Part of precinct 2 is about to become precinct 3. Why? That is where the county saw the most population growth.
“The population of the various precincts has to be comparatively equal," David Mendez, the attorney working on the proposed redistricting plan said. "And the 2020 census showed that precinct 2 is overpopulated and precinct 3 is underpopulated so they exceed the maximum deviation allowed by law.”
Overall, the county grew by over 24% percent since 2010. While precinct 3 saw a large amount of growth, it did not grow by much.
“This is actually a small amount of change...surprisingly while the county grew at a massive pace throughout the decade it grew evenly," Mendez said. "All parts of the county grew evenly so the in balance that is showing between these two commissioners precincts is really nominal and remarkedly small.”
For Luis Sanchez, the commissioner for precinct 3, he was not expecting growth to be so even through the district.
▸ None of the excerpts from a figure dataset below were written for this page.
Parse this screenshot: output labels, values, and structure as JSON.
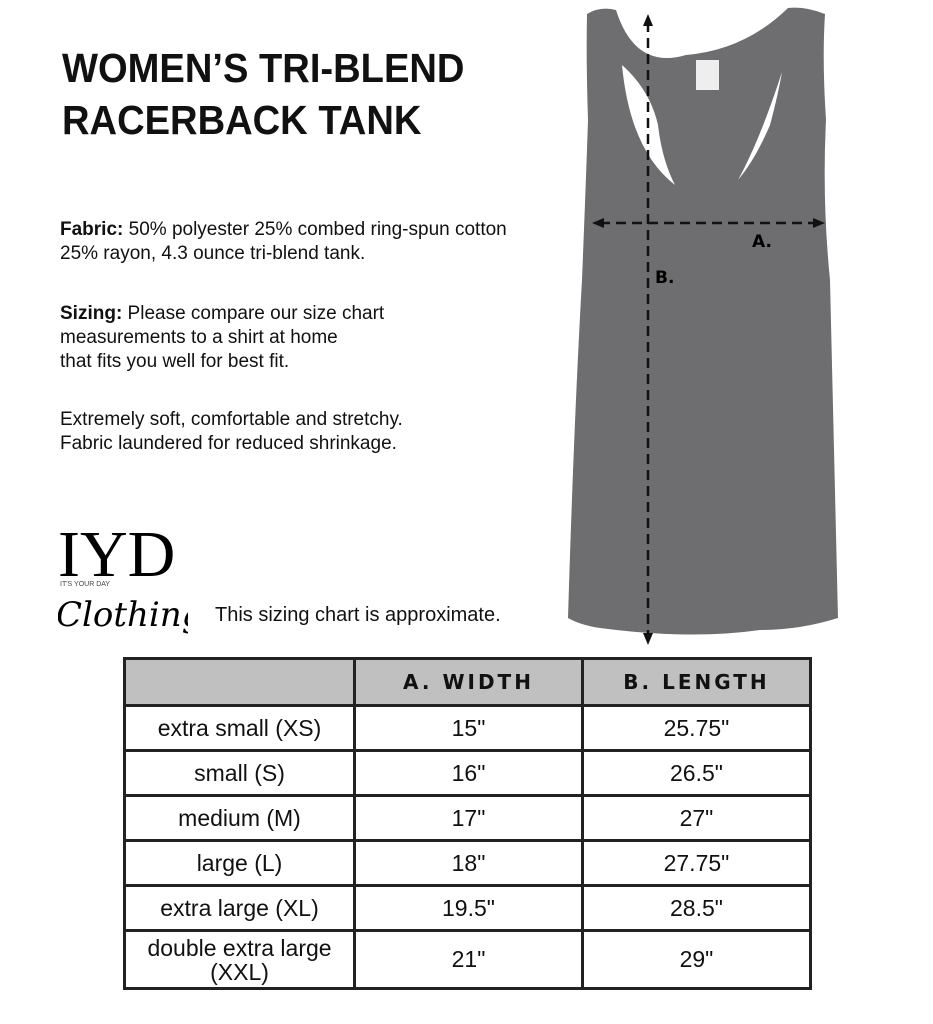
{
  "title_line1": "WOMEN’S TRI-BLEND",
  "title_line2": "RACERBACK TANK",
  "fabric_label": "Fabric:",
  "fabric_text1": " 50% polyester 25% combed ring-spun cotton",
  "fabric_text2": "25% rayon, 4.3 ounce tri-blend tank.",
  "sizing_label": "Sizing:",
  "sizing_text1": " Please compare our size chart",
  "sizing_text2": "measurements to a shirt at home",
  "sizing_text3": "that fits you well for best fit.",
  "soft_text1": "Extremely soft, comfortable and stretchy.",
  "soft_text2": "Fabric laundered for reduced shrinkage.",
  "logo": {
    "main": "IYD",
    "sub": "IT'S YOUR DAY",
    "script": "Clothing"
  },
  "approx_note": "This sizing chart is approximate.",
  "diagram": {
    "width_label": "A.",
    "length_label": "B.",
    "tank_color": "#6e6e70"
  },
  "table": {
    "headers": [
      "",
      "A. WIDTH",
      "B. LENGTH"
    ],
    "rows": [
      {
        "size": "extra small (XS)",
        "width": "15\"",
        "length": "25.75\""
      },
      {
        "size": "small (S)",
        "width": "16\"",
        "length": "26.5\""
      },
      {
        "size": "medium (M)",
        "width": "17\"",
        "length": "27\""
      },
      {
        "size": "large (L)",
        "width": "18\"",
        "length": "27.75\""
      },
      {
        "size": "extra large (XL)",
        "width": "19.5\"",
        "length": "28.5\""
      },
      {
        "size": "double extra large (XXL)",
        "width": "21\"",
        "length": "29\""
      }
    ]
  }
}
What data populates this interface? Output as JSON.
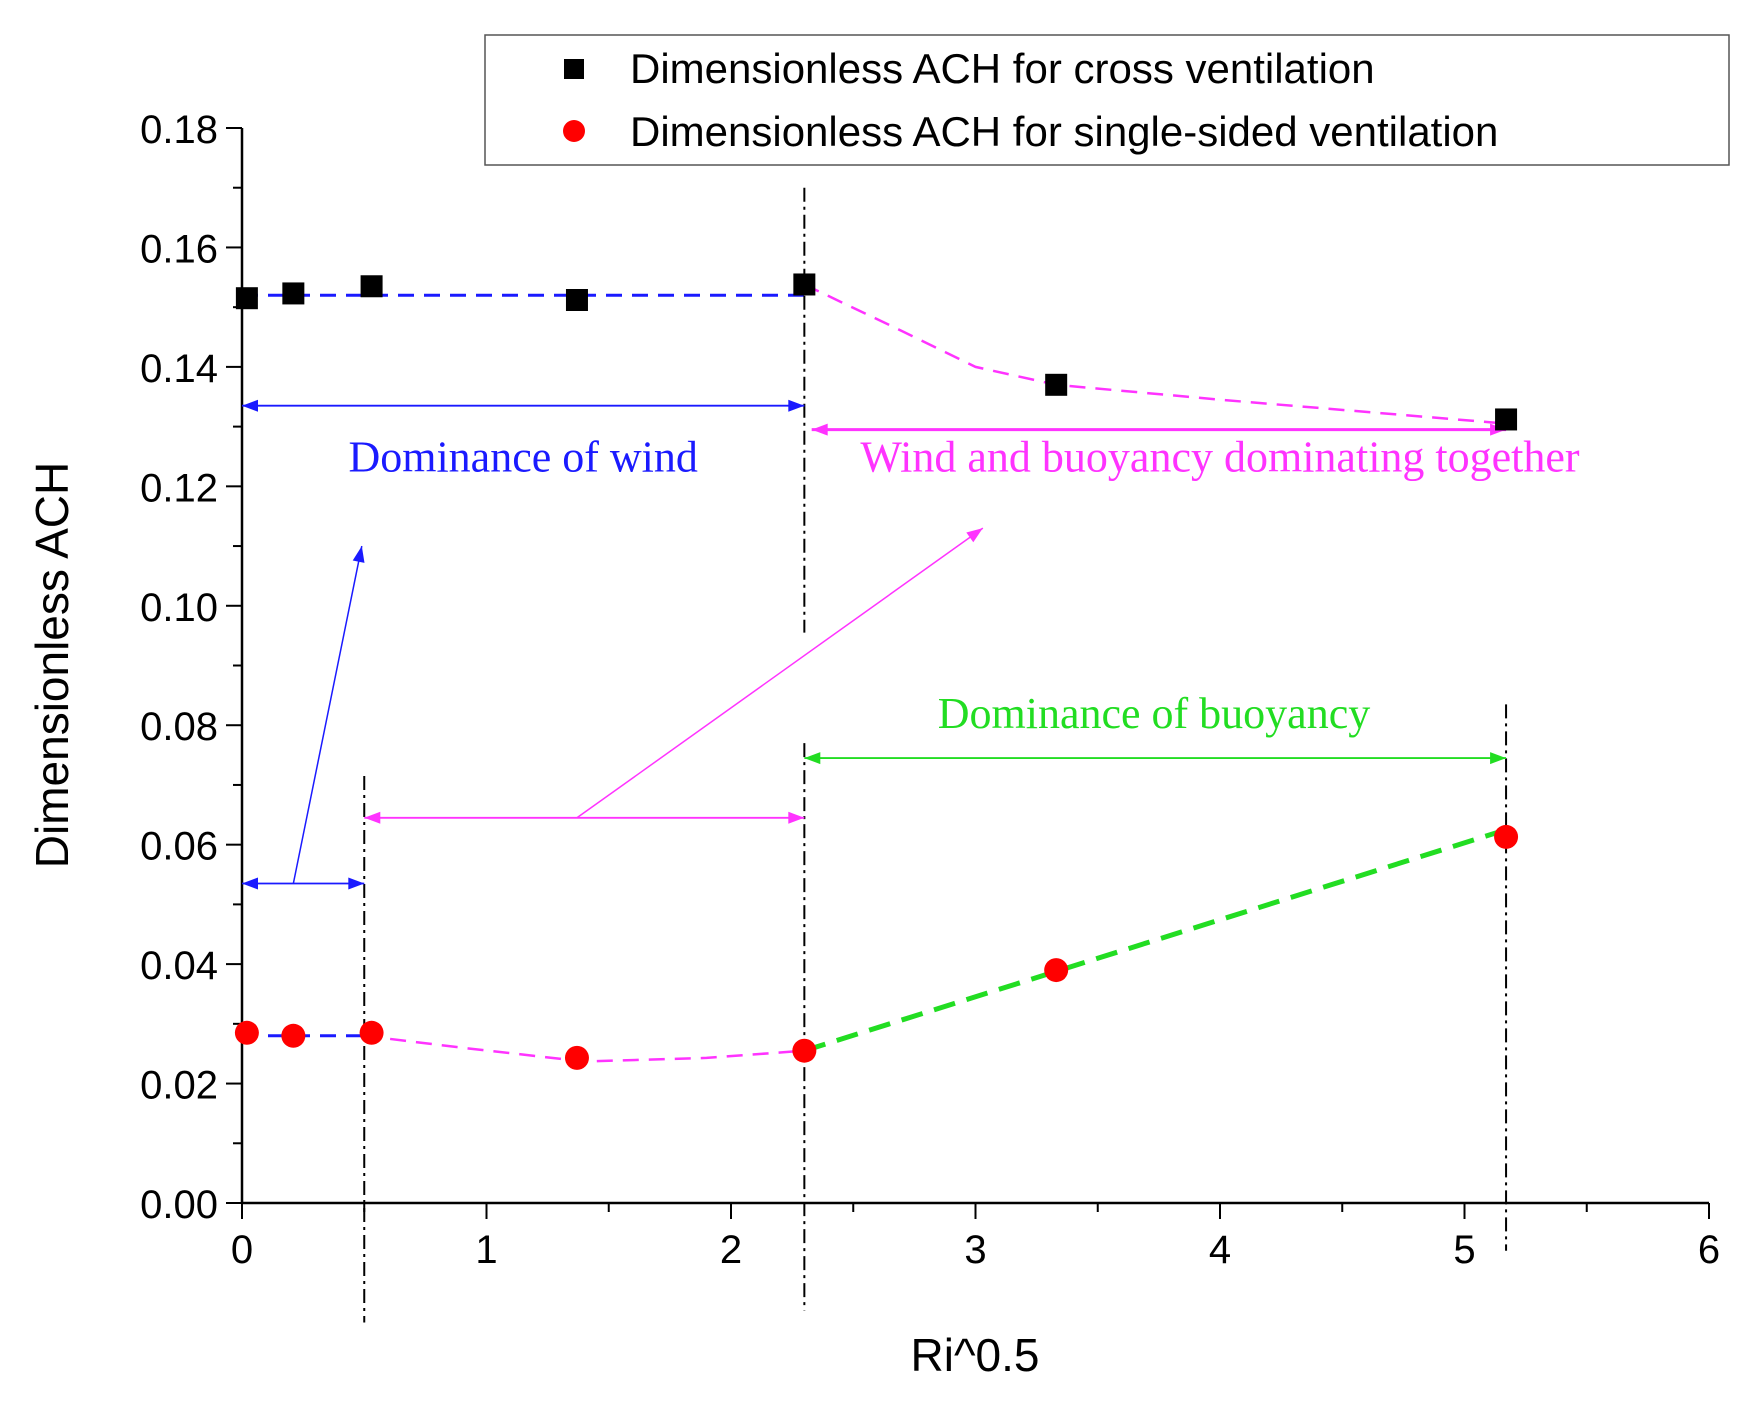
{
  "chart_data": {
    "type": "scatter",
    "title": "",
    "xlabel": "Ri^0.5",
    "ylabel": "Dimensionless ACH",
    "xlim": [
      0,
      6
    ],
    "ylim": [
      0,
      0.18
    ],
    "x_ticks": [
      0,
      1,
      2,
      3,
      4,
      5,
      6
    ],
    "x_tick_labels": [
      "0",
      "1",
      "2",
      "3",
      "4",
      "5",
      "6"
    ],
    "y_ticks": [
      0,
      0.02,
      0.04,
      0.06,
      0.08,
      0.1,
      0.12,
      0.14,
      0.16,
      0.18
    ],
    "y_tick_labels": [
      "0.00",
      "0.02",
      "0.04",
      "0.06",
      "0.08",
      "0.10",
      "0.12",
      "0.14",
      "0.16",
      "0.18"
    ],
    "grid": false,
    "legend": {
      "position": "top-right"
    },
    "series": [
      {
        "name": "Dimensionless ACH for cross ventilation",
        "marker": "square",
        "color": "#000000",
        "x": [
          0.02,
          0.21,
          0.53,
          1.37,
          2.3,
          3.33,
          5.17
        ],
        "y": [
          0.1515,
          0.1523,
          0.1535,
          0.1512,
          0.1538,
          0.137,
          0.1312
        ]
      },
      {
        "name": "Dimensionless ACH for single-sided ventilation",
        "marker": "circle",
        "color": "#ff0000",
        "x": [
          0.02,
          0.21,
          0.53,
          1.37,
          2.3,
          3.33,
          5.17
        ],
        "y": [
          0.0285,
          0.028,
          0.0285,
          0.0243,
          0.0255,
          0.039,
          0.0613
        ]
      }
    ],
    "fit_lines": [
      {
        "id": "cross-flat",
        "color": "#1a1aff",
        "points": [
          [
            0,
            0.152
          ],
          [
            2.3,
            0.152
          ]
        ]
      },
      {
        "id": "cross-decline",
        "color": "#ff33ff",
        "points": [
          [
            2.3,
            0.1538
          ],
          [
            2.7,
            0.146
          ],
          [
            3.0,
            0.14
          ],
          [
            3.33,
            0.137
          ],
          [
            4.0,
            0.1345
          ],
          [
            5.17,
            0.1305
          ]
        ]
      },
      {
        "id": "single-flat",
        "color": "#1a1aff",
        "points": [
          [
            0,
            0.028
          ],
          [
            0.5,
            0.028
          ]
        ]
      },
      {
        "id": "single-dip",
        "color": "#ff33ff",
        "points": [
          [
            0.5,
            0.028
          ],
          [
            0.9,
            0.026
          ],
          [
            1.4,
            0.0237
          ],
          [
            1.9,
            0.0243
          ],
          [
            2.3,
            0.0255
          ]
        ]
      },
      {
        "id": "single-rise",
        "color": "#22dd22",
        "points": [
          [
            2.3,
            0.0255
          ],
          [
            5.17,
            0.0625
          ]
        ]
      }
    ],
    "vertical_lines": [
      {
        "x": 0.5,
        "y_from": 0.0715,
        "y_to": -0.02
      },
      {
        "x": 2.3,
        "y_from": 0.17,
        "y_to": 0.0955
      },
      {
        "x": 2.3,
        "y_from": 0.077,
        "y_to": -0.018
      },
      {
        "x": 5.17,
        "y_from": 0.0835,
        "y_to": -0.008
      }
    ],
    "range_arrows": [
      {
        "id": "wind-top",
        "color": "#1a1aff",
        "x1": 0,
        "x2": 2.3,
        "y": 0.1335
      },
      {
        "id": "together-top",
        "color": "#ff33ff",
        "x1": 2.33,
        "x2": 5.17,
        "y": 0.1295
      },
      {
        "id": "wind-bottom",
        "color": "#1a1aff",
        "x1": 0,
        "x2": 0.5,
        "y": 0.0535
      },
      {
        "id": "together-bottom",
        "color": "#ff33ff",
        "x1": 0.5,
        "x2": 2.3,
        "y": 0.0645
      },
      {
        "id": "buoyancy",
        "color": "#22dd22",
        "x1": 2.3,
        "x2": 5.17,
        "y": 0.0745
      }
    ],
    "pointer_arrows": [
      {
        "id": "wind-pointer",
        "color": "#1a1aff",
        "from": [
          0.21,
          0.0535
        ],
        "to": [
          0.49,
          0.11
        ]
      },
      {
        "id": "together-pointer",
        "color": "#ff33ff",
        "from": [
          1.37,
          0.0645
        ],
        "to": [
          3.03,
          0.113
        ]
      }
    ],
    "annotations": [
      {
        "id": "wind-label",
        "text": "Dominance of wind",
        "color": "#1a1aff",
        "x": 1.15,
        "y": 0.1225
      },
      {
        "id": "together-label",
        "text": "Wind and buoyancy dominating together",
        "color": "#ff33ff",
        "x": 4.0,
        "y": 0.1225
      },
      {
        "id": "buoyancy-label",
        "text": "Dominance of buoyancy",
        "color": "#22dd22",
        "x": 3.73,
        "y": 0.0795
      }
    ]
  }
}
“I was surprised it was only 3,000 differences," Sanchez said. "Of course, 10 years ago we didn’t make any changes because the growth was even more minimal than it is this year.”
While the growth may have been minimal, for Sanchez it is important that voters' voices are heard equally.
"My precinct is made up of a large Latina and black populations and it represents the south and east sides of Midland," Sanchez said. “We want to make sure we keep the representation for the minority groups, that’s what this plan was about."
This redistricting drawing is not final. The commissioner's court will vote to approve the drawing in two weeks, but it is expected to get approved without an issue.
The redistricting plan is only at the county commissioner level. The state is still working on redrawing the congressional districts.